J Virol 2002 Jun;76(12):6147-54
Tejada-Simon MV, Zang YC, Hong J, Rivera VM, Killian JM, Zhang JZ.
Multiple Sclerosis Research Unit, Department of Neurology and Baylor-Methodist Multiple Sclerosis Center. Department of Immunology, Baylor College of Medicine, Houston, Texas 77030.
Human herpesvirus 6 (HHV-6), a latent lymphotropic and neurotropic virus, has been suspected as an etiologic agent in multiple sclerosis (MS).
The study was undertaken to correlate virologic evidence for HHV-6 activity with the state of host immunity to HHV-6 in MS patients and control subjects.
The study revealed that cell-free DNA of HHV-6 was detected more frequently in both serum and cerebrospinal fluid of MS patients than in those of control subjects.
T cells recognizing the recombinant 101-kDa protein (101K) corresponding to the major immunoreactive region unique to HHV-6 occurred at significantly lower precursor frequency in MS patients than in control subjects.

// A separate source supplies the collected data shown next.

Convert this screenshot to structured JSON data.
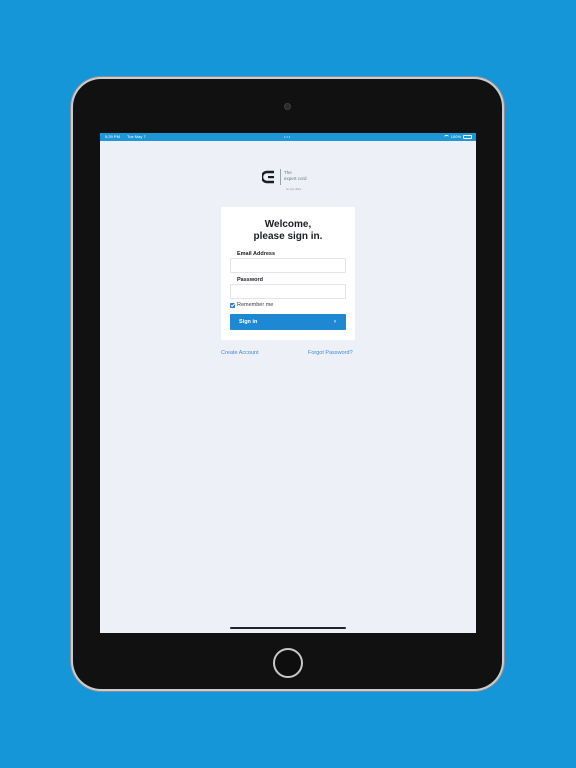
{
  "status_bar": {
    "time": "5:29 PM",
    "date": "Tue May 7",
    "dots": "•••",
    "battery": "100%"
  },
  "logo": {
    "line1": "The",
    "line2": "expert cord",
    "tagline": "for your office"
  },
  "login": {
    "title_line1": "Welcome,",
    "title_line2": "please sign in.",
    "email_label": "Email Address",
    "email_value": "",
    "password_label": "Password",
    "password_value": "",
    "remember_label": "Remember me",
    "remember_checked": true,
    "signin_label": "Sign in"
  },
  "links": {
    "create_account": "Create Account",
    "forgot_password": "Forgot Password?"
  },
  "colors": {
    "background": "#1496d8",
    "screen": "#eef0f8",
    "primary": "#1f88d3",
    "link": "#3e8ad6"
  }
}
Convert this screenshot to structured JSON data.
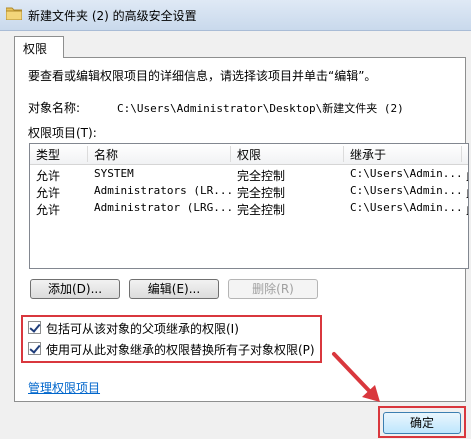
{
  "window": {
    "title": "新建文件夹 (2) 的高级安全设置"
  },
  "tabs": [
    {
      "label": "权限"
    }
  ],
  "instructions": "要查看或编辑权限项目的详细信息，请选择该项目并单击“编辑”。",
  "object_name": {
    "label": "对象名称:",
    "value": "C:\\Users\\Administrator\\Desktop\\新建文件夹 (2)"
  },
  "permission_entries_label": "权限项目(T):",
  "table": {
    "columns": [
      "类型",
      "名称",
      "权限",
      "继承于",
      "应"
    ],
    "rows": [
      {
        "type": "允许",
        "name": "SYSTEM",
        "permission": "完全控制",
        "inherited": "C:\\Users\\Admin...",
        "apply": "此"
      },
      {
        "type": "允许",
        "name": "Administrators (LR...",
        "permission": "完全控制",
        "inherited": "C:\\Users\\Admin...",
        "apply": "此"
      },
      {
        "type": "允许",
        "name": "Administrator (LRG...",
        "permission": "完全控制",
        "inherited": "C:\\Users\\Admin...",
        "apply": "此"
      }
    ]
  },
  "buttons": {
    "add": "添加(D)...",
    "edit": "编辑(E)...",
    "delete": "删除(R)",
    "ok": "确定"
  },
  "checkboxes": [
    {
      "label": "包括可从该对象的父项继承的权限(I)",
      "checked": true
    },
    {
      "label": "使用可从此对象继承的权限替换所有子对象权限(P)",
      "checked": true
    }
  ],
  "manage_link": "管理权限项目",
  "colors": {
    "highlight": "#d9373d",
    "link": "#0066cc"
  }
}
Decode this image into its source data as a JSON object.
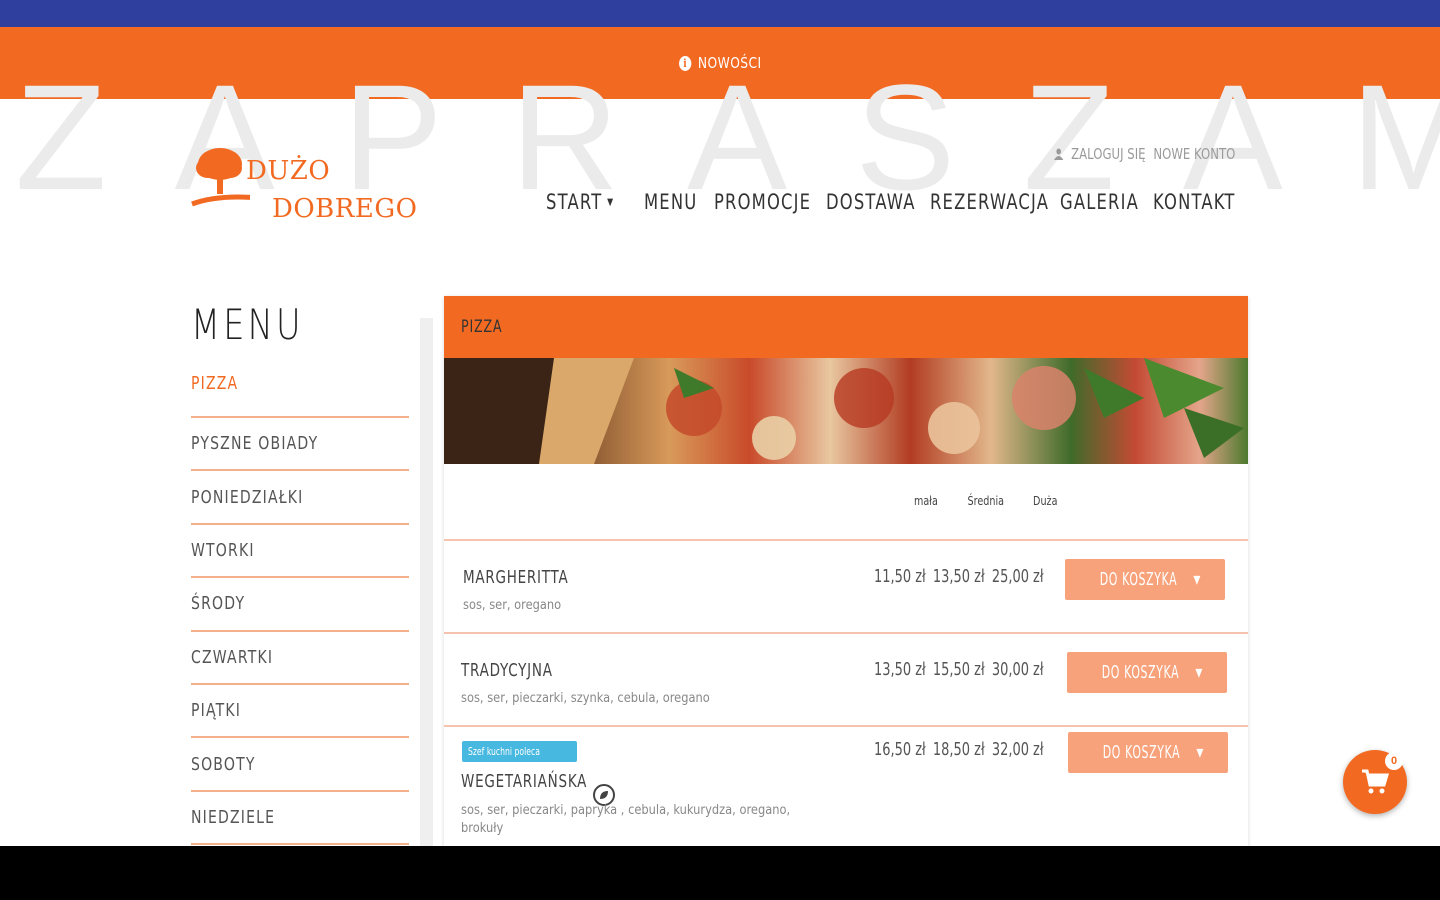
{
  "announcement": {
    "text": "NOWOŚCI",
    "icon": "info-icon"
  },
  "background_word": "ZAPRASZAMY",
  "logo": {
    "line1": "DUŻO",
    "line2": "DOBREGO",
    "color": "#f26a22"
  },
  "account": {
    "login_label": "ZALOGUJ SIĘ",
    "register_label": "NOWE KONTO"
  },
  "nav": {
    "items": [
      {
        "label": "START",
        "dropdown": true
      },
      {
        "label": "MENU"
      },
      {
        "label": "PROMOCJE"
      },
      {
        "label": "DOSTAWA"
      },
      {
        "label": "REZERWACJA"
      },
      {
        "label": "GALERIA"
      },
      {
        "label": "KONTAKT"
      }
    ]
  },
  "sidebar": {
    "title": "MENU",
    "items": [
      {
        "label": "PIZZA",
        "active": true
      },
      {
        "label": "PYSZNE OBIADY"
      },
      {
        "label": "PONIEDZIAŁKI"
      },
      {
        "label": "WTORKI"
      },
      {
        "label": "ŚRODY"
      },
      {
        "label": "CZWARTKI"
      },
      {
        "label": "PIĄTKI"
      },
      {
        "label": "SOBOTY"
      },
      {
        "label": "NIEDZIELE"
      }
    ]
  },
  "panel": {
    "category": "PIZZA",
    "sizes": [
      "mała",
      "Średnia",
      "Duża"
    ],
    "items": [
      {
        "name": "MARGHERITTA",
        "description": "sos, ser, oregano",
        "prices": [
          "11,50 zł",
          "13,50 zł",
          "25,00 zł"
        ],
        "button": "DO KOSZYKA"
      },
      {
        "name": "TRADYCYJNA",
        "description": "sos, ser, pieczarki, szynka, cebula, oregano",
        "prices": [
          "13,50 zł",
          "15,50 zł",
          "30,00 zł"
        ],
        "button": "DO KOSZYKA"
      },
      {
        "name": "WEGETARIAŃSKA",
        "badge": "Szef kuchni poleca",
        "description": "sos, ser, pieczarki, papryka , cebula, kukurydza, oregano,",
        "description2": "brokuły",
        "prices": [
          "16,50 zł",
          "18,50 zł",
          "32,00 zł"
        ],
        "button": "DO KOSZYKA",
        "icon": "vegetarian-icon"
      }
    ]
  },
  "cart": {
    "count": "0",
    "icon": "cart-icon"
  },
  "colors": {
    "accent": "#f26a22",
    "topbar": "#2f3f9e",
    "button": "#f7a27a",
    "badge": "#47b8e0"
  }
}
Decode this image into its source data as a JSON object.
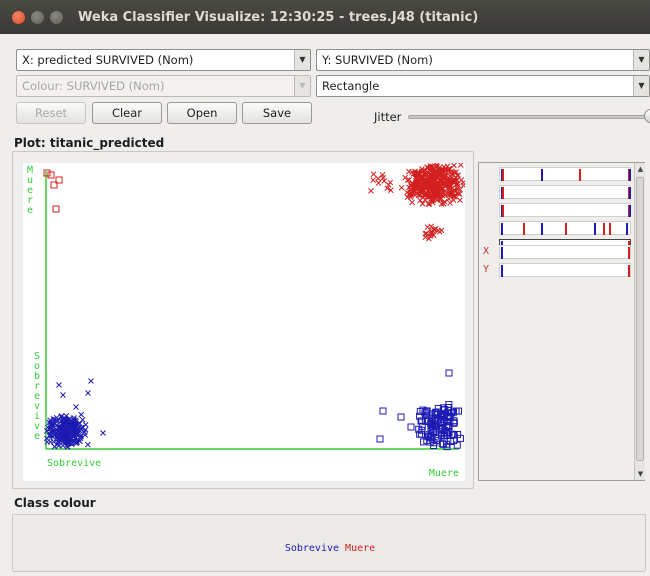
{
  "window": {
    "title": "Weka Classifier Visualize: 12:30:25 - trees.J48 (titanic)"
  },
  "controls": {
    "x_axis": "X: predicted SURVIVED (Nom)",
    "y_axis": "Y: SURVIVED (Nom)",
    "colour": "Colour: SURVIVED (Nom)",
    "shape": "Rectangle",
    "buttons": {
      "reset": "Reset",
      "clear": "Clear",
      "open": "Open",
      "save": "Save"
    },
    "jitter_label": "Jitter",
    "jitter_value": 1.0
  },
  "plot": {
    "title": "Plot: titanic_predicted",
    "x_axis_labels": {
      "low": "Sobrevive",
      "high": "Muere"
    },
    "y_axis_labels": {
      "low": "Sobrevive",
      "high": "Muere"
    },
    "colors": {
      "Sobrevive": "#1c1cb4",
      "Muere": "#d42020",
      "axis": "#33cc33"
    }
  },
  "attribute_panel": {
    "x_tag": "X",
    "y_tag": "Y"
  },
  "class_colour": {
    "title": "Class colour",
    "labels": [
      "Sobrevive",
      "Muere"
    ]
  }
}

The resulting HHV-6-specific T-cell lines obtained from MS patients exhibited skewed cytokine profiles characterized by the inability to produce interleukin-4 (IL-4) and IL-10.
The decreased T-cell responses to HHV-6 and the altered cytokine profile were consistent with significantly declined serum immunoglobulin G (IgG) titers for HHV-6 of MS patients compared to those of control subjects.
In contrast, elevated serum IgM titers for HHV-6 were detected in the majority of MS patients, which may reflect frequent exposure of B cells to HHV-6.
The findings suggest that the decreased immune responses to HHV-6 may be responsible for ineffective clearance of HHV-6 in MS patients.